The Snyderville Basin is a valley in Summit County, Utah adjacent to Park City. Many of the residents of the Park City area live in the Snyderville Basin. Though the area lies outside of the Park City limits, and receives many services from Summit County instead of Park City, it is part of the Park City School District. Major landmarks within the Snyderville basin include Canyons Village at Park City, Utah Olympic Park, Swaner EcoCenter, the Basin Recreation Fieldhouse and the Kimball Junction commercial centers.

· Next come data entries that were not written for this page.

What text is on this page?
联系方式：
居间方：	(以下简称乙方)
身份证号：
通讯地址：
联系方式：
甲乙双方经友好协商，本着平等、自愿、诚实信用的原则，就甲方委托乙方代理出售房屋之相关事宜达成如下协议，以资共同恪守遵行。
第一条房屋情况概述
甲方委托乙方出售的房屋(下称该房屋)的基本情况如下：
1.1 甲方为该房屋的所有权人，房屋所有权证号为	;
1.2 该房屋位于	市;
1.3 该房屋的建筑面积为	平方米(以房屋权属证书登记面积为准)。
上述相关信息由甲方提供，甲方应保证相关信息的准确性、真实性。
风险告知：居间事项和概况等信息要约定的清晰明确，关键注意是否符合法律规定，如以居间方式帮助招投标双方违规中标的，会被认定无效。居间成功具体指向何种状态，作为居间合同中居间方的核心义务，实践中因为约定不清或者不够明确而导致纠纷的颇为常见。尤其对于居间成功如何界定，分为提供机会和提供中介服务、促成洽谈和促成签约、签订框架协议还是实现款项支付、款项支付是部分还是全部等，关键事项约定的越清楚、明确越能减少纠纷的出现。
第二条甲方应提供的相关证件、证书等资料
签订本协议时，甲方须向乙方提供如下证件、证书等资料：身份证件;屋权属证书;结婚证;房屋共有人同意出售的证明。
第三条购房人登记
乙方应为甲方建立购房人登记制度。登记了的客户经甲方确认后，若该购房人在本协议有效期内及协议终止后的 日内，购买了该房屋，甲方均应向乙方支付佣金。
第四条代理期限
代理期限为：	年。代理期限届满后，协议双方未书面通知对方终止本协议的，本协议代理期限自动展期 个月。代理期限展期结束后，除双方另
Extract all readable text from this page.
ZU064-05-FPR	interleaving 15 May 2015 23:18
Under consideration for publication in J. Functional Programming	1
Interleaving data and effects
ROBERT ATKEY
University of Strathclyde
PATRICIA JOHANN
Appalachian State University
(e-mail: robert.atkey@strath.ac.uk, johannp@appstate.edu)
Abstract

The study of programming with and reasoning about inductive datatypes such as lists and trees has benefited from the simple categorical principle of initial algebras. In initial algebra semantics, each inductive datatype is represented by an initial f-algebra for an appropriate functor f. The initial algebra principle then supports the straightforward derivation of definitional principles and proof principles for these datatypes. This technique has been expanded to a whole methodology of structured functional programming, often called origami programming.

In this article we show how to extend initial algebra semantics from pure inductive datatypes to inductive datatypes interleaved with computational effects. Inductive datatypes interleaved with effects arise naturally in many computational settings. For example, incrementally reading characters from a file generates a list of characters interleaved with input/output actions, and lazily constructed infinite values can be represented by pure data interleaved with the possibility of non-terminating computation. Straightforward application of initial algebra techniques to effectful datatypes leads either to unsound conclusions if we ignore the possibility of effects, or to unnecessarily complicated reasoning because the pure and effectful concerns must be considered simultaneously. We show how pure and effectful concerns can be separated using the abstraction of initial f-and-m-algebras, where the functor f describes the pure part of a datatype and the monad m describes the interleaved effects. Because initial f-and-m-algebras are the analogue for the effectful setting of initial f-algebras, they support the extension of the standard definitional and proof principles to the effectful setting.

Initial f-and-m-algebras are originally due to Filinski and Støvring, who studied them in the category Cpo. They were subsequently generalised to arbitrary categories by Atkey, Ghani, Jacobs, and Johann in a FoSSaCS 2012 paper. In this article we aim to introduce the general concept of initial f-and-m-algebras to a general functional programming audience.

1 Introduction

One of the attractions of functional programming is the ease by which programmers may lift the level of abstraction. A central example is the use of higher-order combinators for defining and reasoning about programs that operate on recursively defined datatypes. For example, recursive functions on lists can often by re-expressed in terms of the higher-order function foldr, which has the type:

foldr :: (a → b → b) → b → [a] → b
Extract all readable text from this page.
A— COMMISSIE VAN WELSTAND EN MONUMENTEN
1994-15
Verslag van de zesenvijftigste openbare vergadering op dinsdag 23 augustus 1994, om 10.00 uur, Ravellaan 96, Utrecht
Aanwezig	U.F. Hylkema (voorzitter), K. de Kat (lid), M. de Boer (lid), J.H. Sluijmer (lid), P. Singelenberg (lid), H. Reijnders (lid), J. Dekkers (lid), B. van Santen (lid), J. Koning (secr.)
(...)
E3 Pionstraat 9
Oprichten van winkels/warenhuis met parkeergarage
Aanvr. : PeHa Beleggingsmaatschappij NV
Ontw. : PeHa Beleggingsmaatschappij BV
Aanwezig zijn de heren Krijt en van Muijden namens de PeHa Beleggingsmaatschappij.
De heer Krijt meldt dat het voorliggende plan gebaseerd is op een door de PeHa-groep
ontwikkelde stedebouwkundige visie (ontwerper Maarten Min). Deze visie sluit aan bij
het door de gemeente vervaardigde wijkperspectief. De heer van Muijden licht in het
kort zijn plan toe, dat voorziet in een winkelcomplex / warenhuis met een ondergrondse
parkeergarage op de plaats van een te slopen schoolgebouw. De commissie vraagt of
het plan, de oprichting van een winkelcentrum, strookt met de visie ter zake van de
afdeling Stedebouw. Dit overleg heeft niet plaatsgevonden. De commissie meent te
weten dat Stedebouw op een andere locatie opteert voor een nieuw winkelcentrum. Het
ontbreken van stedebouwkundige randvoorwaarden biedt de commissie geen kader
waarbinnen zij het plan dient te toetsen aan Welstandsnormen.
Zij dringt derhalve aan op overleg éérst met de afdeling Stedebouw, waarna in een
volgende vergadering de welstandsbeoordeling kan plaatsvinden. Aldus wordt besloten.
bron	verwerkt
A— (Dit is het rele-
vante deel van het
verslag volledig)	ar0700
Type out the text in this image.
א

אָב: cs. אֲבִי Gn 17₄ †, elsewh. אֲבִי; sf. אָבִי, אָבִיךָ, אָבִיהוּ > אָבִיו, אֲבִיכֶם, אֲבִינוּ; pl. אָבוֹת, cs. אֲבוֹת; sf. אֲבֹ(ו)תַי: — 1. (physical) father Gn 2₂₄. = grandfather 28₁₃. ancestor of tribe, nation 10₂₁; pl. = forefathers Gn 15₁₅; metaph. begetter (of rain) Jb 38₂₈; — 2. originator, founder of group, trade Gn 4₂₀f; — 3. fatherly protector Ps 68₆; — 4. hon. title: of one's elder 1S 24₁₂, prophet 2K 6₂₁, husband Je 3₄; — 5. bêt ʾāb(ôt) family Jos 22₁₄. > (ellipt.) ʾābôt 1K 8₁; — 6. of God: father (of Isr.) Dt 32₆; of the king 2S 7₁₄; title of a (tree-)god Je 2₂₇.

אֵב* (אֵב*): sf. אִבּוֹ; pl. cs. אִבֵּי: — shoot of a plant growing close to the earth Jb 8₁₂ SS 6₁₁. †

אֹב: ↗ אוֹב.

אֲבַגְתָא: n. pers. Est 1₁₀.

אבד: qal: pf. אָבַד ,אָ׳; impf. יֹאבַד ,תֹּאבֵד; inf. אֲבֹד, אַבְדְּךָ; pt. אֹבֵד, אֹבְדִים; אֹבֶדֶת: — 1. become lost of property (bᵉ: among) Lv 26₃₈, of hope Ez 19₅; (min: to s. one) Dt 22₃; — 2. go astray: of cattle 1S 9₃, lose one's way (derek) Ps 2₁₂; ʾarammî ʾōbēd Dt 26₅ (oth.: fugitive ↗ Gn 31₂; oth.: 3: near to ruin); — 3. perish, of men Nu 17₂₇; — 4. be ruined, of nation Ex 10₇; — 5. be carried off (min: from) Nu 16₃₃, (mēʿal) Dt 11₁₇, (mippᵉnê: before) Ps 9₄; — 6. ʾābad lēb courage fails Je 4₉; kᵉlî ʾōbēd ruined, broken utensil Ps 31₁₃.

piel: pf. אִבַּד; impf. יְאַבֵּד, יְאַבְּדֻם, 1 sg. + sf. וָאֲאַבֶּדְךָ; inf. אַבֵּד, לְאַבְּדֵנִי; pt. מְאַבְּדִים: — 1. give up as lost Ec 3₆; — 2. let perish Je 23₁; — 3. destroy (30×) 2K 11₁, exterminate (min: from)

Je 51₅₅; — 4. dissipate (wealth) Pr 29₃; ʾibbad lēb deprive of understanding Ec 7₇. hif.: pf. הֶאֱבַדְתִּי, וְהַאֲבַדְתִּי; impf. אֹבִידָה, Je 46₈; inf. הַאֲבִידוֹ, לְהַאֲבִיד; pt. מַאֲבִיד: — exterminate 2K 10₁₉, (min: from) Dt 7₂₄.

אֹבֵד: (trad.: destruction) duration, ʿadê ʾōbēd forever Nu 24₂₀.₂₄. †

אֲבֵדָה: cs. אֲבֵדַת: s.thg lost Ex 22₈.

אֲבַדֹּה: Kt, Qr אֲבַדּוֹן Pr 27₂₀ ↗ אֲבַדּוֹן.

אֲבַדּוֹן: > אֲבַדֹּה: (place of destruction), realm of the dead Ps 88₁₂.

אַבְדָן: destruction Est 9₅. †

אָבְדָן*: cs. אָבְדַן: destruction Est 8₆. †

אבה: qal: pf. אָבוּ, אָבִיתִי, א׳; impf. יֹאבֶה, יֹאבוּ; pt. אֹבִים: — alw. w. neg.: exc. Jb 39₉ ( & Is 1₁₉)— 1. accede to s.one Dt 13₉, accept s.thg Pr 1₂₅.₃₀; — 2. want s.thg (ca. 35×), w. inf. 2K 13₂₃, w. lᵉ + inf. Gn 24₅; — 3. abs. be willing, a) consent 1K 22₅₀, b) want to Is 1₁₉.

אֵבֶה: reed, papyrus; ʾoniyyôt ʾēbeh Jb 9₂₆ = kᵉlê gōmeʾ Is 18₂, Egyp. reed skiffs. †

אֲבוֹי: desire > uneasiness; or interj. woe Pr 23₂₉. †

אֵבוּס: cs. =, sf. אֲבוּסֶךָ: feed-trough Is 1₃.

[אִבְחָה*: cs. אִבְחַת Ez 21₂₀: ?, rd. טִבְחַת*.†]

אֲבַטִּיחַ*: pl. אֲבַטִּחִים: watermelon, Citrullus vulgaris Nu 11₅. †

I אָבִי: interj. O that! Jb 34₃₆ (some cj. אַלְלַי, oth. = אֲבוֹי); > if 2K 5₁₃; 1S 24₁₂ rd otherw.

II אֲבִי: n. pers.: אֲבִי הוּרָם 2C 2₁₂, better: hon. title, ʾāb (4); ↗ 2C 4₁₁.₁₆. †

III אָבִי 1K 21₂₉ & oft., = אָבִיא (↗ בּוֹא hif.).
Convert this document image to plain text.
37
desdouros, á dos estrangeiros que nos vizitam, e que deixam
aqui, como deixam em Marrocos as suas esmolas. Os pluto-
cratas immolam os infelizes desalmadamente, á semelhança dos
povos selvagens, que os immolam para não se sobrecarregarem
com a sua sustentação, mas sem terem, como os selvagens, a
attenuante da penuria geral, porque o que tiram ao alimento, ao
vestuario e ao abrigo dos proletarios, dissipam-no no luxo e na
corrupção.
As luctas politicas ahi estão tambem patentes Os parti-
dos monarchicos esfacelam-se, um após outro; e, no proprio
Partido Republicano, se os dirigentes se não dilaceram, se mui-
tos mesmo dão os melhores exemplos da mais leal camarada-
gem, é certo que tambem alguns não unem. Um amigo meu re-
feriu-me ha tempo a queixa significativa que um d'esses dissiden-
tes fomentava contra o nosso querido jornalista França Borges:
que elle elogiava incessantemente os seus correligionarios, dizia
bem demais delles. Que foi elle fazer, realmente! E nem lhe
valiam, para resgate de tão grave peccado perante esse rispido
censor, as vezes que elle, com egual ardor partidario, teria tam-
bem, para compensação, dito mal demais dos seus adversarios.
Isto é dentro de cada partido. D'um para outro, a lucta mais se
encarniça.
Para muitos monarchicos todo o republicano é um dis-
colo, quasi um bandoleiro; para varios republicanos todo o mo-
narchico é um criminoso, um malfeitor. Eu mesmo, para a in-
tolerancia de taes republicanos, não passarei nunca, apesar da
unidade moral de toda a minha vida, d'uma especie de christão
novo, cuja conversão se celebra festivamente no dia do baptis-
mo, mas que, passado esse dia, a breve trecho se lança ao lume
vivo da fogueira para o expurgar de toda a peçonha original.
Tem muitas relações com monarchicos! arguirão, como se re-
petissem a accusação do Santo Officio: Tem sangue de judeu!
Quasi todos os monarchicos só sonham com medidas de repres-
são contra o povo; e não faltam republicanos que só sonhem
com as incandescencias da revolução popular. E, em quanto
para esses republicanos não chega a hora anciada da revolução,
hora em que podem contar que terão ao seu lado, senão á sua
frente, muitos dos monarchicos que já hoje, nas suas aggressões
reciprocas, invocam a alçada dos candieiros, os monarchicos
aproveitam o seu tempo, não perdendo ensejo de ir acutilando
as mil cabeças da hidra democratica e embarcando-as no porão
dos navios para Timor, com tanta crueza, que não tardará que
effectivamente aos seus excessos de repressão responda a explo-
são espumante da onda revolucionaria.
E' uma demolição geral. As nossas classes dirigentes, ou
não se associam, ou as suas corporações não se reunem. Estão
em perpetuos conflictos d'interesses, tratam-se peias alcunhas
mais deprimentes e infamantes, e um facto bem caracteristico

The Snyderville Basin is named for the pioneer community of Snyderville, named for Samuel Comstock Snyder, a Mormon pioneer who opened a sawmill in the 1850s. Lumber was one of the area's earliest economic drivers as were stagecoach, mail, and hospitality services along the major east-west travel corridor that passed through Kimball Junction, named for stagecoach impresario William Henry Kimball. In the 1870s, silver was discovered in Park City, and the Snyderville area became economically integrated into the adjacent boom town.

Though many people and businesses are currently located in the area that was once the settlement of Snyderville, there is no actual town center and no independent governance. The area has several residential neighborhoods, a convenience store, an elementary school, a nursery, a small office park, and some farm land. A sign marks the area as Snyderville, and mail addressed to Snyderville will be delivered, though most residents use a Park City mailing address.

The Snyderville Basin is home to many bike and recreational trails, most of which are managed by Basin Recreation.